No quiero que llegue la noche sin haberme encontrado.

viernes, 28 de septiembre de 2012

Bitácora inútil

Llegará el día donde tu recuerdo será desarticulado. No tendrá ideas, ni lágrimas ni aromas. Ese día la memoria en su capacidad selectiva, desechará al olvido tu imagen. Completa. Entera.
No serás ni un fantasma errante. Ni  me producirá temor poder cruzarme con mi ausencia.
Porque te echaré de todos mis lugares de placer. Te extinguiré de los aullidos internos que salvajes piden tu nombre.
Tu palabra no será registrada por ningún medio que la conserve.
Y ese día seré libre. Andaré segura de mis saltos sabiendo que no caeré en el vacío.
Por ahora el presente me consume. Pero alguna vez será mañana.

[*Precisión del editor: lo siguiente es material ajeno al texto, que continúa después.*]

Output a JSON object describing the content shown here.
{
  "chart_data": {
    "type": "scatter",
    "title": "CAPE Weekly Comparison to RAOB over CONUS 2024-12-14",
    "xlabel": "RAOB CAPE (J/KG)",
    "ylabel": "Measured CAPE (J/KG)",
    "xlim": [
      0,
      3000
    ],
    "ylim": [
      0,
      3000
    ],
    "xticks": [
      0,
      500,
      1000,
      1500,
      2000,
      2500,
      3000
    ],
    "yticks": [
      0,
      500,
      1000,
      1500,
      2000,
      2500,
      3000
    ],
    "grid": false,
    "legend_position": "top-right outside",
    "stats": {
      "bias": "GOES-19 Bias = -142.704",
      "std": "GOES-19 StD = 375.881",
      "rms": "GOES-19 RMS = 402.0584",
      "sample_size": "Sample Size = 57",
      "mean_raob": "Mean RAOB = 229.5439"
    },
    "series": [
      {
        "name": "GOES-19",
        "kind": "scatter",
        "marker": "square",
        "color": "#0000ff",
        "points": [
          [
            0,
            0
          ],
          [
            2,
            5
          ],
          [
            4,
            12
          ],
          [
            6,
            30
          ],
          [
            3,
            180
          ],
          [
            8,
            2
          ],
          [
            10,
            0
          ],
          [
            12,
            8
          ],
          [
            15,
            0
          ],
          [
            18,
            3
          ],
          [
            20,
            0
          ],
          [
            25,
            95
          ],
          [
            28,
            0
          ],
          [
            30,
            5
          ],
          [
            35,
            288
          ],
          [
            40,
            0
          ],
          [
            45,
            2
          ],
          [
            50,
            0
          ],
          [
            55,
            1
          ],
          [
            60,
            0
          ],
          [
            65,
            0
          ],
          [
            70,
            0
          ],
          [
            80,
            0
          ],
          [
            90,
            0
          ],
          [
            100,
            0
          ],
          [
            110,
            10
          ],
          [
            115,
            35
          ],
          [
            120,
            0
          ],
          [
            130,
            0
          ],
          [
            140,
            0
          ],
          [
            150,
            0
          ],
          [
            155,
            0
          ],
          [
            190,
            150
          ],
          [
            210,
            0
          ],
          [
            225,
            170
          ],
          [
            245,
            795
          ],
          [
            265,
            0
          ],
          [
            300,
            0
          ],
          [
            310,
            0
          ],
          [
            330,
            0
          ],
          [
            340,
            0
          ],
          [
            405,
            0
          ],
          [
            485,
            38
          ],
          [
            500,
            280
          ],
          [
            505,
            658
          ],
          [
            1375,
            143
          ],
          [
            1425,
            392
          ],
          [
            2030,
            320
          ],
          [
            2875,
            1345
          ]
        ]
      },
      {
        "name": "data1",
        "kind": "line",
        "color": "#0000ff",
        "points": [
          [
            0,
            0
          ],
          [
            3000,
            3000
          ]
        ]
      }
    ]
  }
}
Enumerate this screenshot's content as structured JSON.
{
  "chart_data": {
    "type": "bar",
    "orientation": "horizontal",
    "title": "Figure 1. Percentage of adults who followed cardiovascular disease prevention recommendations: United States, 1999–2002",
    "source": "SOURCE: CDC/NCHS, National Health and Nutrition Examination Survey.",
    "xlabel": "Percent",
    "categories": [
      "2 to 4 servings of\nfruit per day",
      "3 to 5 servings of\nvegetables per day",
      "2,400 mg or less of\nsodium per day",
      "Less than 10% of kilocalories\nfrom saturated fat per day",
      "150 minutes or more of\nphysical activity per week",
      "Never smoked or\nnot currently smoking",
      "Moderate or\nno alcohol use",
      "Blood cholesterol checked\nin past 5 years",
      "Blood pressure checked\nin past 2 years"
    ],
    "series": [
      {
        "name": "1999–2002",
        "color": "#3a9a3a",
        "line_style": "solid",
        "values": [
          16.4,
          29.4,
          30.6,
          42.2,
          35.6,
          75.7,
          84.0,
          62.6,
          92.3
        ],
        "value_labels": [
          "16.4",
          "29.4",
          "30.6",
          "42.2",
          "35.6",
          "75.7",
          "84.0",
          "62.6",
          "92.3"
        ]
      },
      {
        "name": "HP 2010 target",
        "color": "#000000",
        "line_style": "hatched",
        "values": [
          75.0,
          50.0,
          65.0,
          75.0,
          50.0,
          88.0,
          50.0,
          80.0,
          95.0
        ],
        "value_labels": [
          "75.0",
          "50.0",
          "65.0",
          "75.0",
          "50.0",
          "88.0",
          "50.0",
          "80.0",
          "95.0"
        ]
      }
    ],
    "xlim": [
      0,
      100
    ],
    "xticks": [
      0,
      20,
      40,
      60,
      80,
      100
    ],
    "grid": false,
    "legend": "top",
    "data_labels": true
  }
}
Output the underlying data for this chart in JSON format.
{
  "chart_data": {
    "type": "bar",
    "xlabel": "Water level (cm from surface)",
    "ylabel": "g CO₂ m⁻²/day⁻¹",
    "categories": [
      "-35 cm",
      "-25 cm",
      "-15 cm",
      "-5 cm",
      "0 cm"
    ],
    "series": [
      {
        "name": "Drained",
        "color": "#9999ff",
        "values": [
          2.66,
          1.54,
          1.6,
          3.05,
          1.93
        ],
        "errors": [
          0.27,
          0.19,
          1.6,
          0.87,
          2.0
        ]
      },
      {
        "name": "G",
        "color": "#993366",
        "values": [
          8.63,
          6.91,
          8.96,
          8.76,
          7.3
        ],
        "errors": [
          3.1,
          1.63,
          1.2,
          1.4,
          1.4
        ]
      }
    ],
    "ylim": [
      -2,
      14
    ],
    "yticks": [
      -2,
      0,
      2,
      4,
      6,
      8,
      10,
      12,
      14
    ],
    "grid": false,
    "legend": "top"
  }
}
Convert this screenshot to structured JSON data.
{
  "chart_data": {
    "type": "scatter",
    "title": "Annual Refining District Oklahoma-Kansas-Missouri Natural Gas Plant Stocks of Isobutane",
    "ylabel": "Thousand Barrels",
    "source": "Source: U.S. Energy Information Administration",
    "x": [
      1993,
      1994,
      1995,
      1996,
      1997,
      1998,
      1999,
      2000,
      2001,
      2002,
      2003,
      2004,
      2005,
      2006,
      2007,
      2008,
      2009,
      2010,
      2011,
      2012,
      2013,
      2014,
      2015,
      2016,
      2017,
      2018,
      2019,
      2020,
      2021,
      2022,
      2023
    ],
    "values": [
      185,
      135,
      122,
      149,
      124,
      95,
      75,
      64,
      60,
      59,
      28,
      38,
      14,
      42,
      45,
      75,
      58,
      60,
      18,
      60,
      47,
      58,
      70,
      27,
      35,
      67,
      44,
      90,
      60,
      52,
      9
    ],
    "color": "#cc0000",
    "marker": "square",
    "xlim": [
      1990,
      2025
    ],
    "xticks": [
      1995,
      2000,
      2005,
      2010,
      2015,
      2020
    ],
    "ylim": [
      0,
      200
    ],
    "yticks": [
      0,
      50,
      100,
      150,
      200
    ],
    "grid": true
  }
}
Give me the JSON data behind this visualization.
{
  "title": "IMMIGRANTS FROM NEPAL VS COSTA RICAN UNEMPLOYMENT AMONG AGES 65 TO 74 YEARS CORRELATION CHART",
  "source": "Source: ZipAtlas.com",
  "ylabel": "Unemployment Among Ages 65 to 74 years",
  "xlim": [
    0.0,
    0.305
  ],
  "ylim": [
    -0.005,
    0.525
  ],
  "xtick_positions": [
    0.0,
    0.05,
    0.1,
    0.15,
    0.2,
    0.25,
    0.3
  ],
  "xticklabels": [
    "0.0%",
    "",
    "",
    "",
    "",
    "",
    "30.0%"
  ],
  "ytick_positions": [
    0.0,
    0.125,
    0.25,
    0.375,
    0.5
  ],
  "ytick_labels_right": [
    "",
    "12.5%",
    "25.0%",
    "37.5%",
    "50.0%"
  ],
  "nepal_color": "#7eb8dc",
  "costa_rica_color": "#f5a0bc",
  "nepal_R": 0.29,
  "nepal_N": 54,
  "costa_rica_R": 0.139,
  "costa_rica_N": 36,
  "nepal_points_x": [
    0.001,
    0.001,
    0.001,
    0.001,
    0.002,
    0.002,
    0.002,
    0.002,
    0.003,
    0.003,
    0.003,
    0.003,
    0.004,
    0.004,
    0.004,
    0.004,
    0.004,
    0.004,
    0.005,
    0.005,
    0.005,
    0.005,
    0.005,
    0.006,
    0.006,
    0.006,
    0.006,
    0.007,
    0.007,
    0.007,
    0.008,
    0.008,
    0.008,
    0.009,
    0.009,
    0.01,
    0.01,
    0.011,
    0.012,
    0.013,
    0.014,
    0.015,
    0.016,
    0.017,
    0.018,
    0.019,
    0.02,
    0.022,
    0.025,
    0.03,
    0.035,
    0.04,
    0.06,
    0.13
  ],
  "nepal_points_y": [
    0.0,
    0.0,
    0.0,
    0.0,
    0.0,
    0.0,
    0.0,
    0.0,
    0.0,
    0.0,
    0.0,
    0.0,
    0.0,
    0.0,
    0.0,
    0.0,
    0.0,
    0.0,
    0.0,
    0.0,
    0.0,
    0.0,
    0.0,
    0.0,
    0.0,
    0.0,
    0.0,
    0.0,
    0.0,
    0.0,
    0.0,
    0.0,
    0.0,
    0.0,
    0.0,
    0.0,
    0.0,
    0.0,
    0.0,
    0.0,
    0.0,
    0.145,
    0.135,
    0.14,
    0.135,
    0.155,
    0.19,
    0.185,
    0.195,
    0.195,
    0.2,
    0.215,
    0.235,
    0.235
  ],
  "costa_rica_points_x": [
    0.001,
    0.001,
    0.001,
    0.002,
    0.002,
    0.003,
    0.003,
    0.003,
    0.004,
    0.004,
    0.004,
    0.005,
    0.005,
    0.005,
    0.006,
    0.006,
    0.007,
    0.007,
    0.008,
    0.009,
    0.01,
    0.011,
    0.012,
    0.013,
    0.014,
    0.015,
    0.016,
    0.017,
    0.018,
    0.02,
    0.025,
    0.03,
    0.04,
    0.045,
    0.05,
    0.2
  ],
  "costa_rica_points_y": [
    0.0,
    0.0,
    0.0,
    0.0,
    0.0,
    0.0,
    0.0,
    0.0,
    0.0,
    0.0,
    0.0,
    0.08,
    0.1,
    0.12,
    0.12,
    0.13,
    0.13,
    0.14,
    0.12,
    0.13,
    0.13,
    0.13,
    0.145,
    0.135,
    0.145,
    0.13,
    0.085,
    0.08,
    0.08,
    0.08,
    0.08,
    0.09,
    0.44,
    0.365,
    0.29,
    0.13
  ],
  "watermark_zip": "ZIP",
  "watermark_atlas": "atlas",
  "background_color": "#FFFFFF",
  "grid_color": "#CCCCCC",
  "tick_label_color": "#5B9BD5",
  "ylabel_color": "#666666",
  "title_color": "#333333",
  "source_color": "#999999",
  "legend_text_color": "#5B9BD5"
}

miércoles, 19 de septiembre de 2012

Ultimo día del invierno

En el laberinto de las pasiones me perdí. Eran mías, eran nuestras, eran de todos y no recordé la esquina oscura donde las dejé para que nadie las viera.
En ese laberinto de criaturas nacidas bajo las noches húmedas de verano, pedí a los monstruos que se fueran lejos de mi vista. Aniñados y caprichosos pidieron quedarse y alucinados con mis ideas, las tomaron como propias hasta deformarlas.
Era un laberinto de Minotauro, solo que no había héroes ni vencidos. Eras vos, era yo, los mismos pero distintos. Nos reconocimos desarmados, indefensos y luchando contra la contradicción.
La misma nos juntaba al final de un camino sin señalizar. Ninguna información para seguir.
Habíamos llegado a casa.

lunes, 3 de septiembre de 2012

Hay un espacio que quedó sin contenido. Algunos pueden decir vacío si hubiera que buscarle un adjetivo.
En un contenido quedó un espacio. Algunos buscan un adjetivo para decir vacío.
Yo habito ese lugar del llano, con contenido, sin adjetivo.
Yo soy ese espacio que busca no desaparecer. Hoy soy ese hueco con sentido.